Сегодня на Виа-Венето стоят те же самые здания, и служат они примерно тем же самым целям. Американский «Красный Крест» находился в отеле «Бернини-Бристоль» (мы забегали туда, чтобы позавтракать и почистить ботинки), в самом начале Виа-Венето; домами отдыха американцам служили отели «Эдем», «Амбацьятори» и, по-моему, «Мажестик». Отель «Квиринал» на Виа-Национале занимали новозеландцы; портье его и поныне хранит полученное от их командования благодарственное письмо. В гараже американского посольства работают сейчас те же люди, которые тогда работали штатскими шоферами у американского военного командования. Они с готовностью делятся воспоминаниями о времени, наступившем после освобождения города. Они могут расходиться в отношении точного адреса клуба офицеров-союзников — огромного ночного заведения с танцевальным залом, называвшегося, по-моему, «У бродвейского Билла». Если же вас интересовала собственно война, вам следовало покинуть центр Рима и поехать к Ардеатинским пещерам, в которых немцы расстреляли больше трехсот заложников-итальянцев.
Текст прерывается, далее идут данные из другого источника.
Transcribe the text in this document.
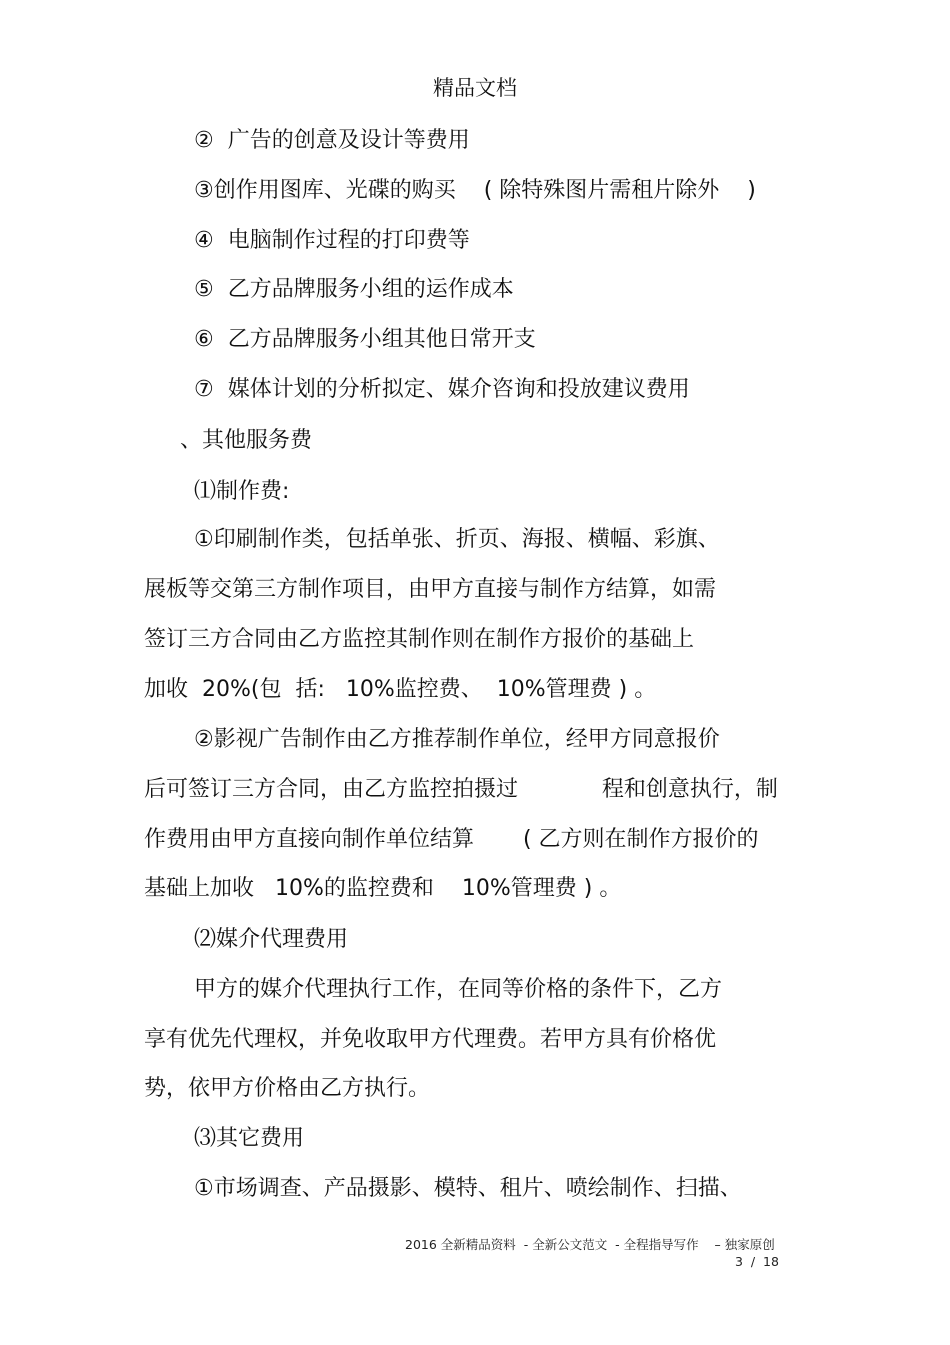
精品文档
②  广告的创意及设计等费用
③创作用图库、光碟的购买    ( 除特殊图片需租片除外    )
④  电脑制作过程的打印费等
⑤  乙方品牌服务小组的运作成本
⑥  乙方品牌服务小组其他日常开支
⑦  媒体计划的分析拟定、媒介咨询和投放建议费用
、其他服务费
⑴制作费:
①印刷制作类，包括单张、折页、海报、横幅、彩旗、
展板等交第三方制作项目，由甲方直接与制作方结算，如需
签订三方合同由乙方监控其制作则在制作方报价的基础上
加收  20%(包  括:   10%监控费、  10%管理费 ) 。
②影视广告制作由乙方推荐制作单位，经甲方同意报价
后可签订三方合同，由乙方监控拍摄过            程和创意执行，制
作费用由甲方直接向制作单位结算       ( 乙方则在制作方报价的
基础上加收   10%的监控费和    10%管理费 ) 。
⑵媒介代理费用
甲方的媒介代理执行工作，在同等价格的条件下，乙方
享有优先代理权，并免收取甲方代理费。若甲方具有价格优
势，依甲方价格由乙方执行。
⑶其它费用
①市场调查、产品摄影、模特、租片、喷绘制作、扫描、
2016 全新精品资料  - 全新公文范文  - 全程指导写作    – 独家原创
3  /  18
Во время войны мы прилетали сюда с Корсики самолетом и проводили в Риме пять-шесть суток. Днем мы нередко совершали короткие прогулки в поисках всякого рода курьезов и новых впечатлений. Как-то раз на узенькой улочке знойная темноглазая красавица соблазнительно поманила меня и моего приятеля к себе из-за бисерной занавески. Мы вошли в дом, и там нас постригли. В другой раз довольно полный напористый молодой человек сцапал нас прямо на улице, затолкал в свою лавочку и быстро пририсовал к отпечатанным на бумаге торсам наши карикатурные физиономии. Затем спросил, как нас зовут, и написал на одной картинке «Голливудский Джо I», а на другой — «Голливудский Джо II». А получив наши деньги, выставил нас на улицу. Лавочка его называлась «Смешная рожица», а самого художника звали Федерико Феллини. С тех пор картинки у него стали получаться немного лучше.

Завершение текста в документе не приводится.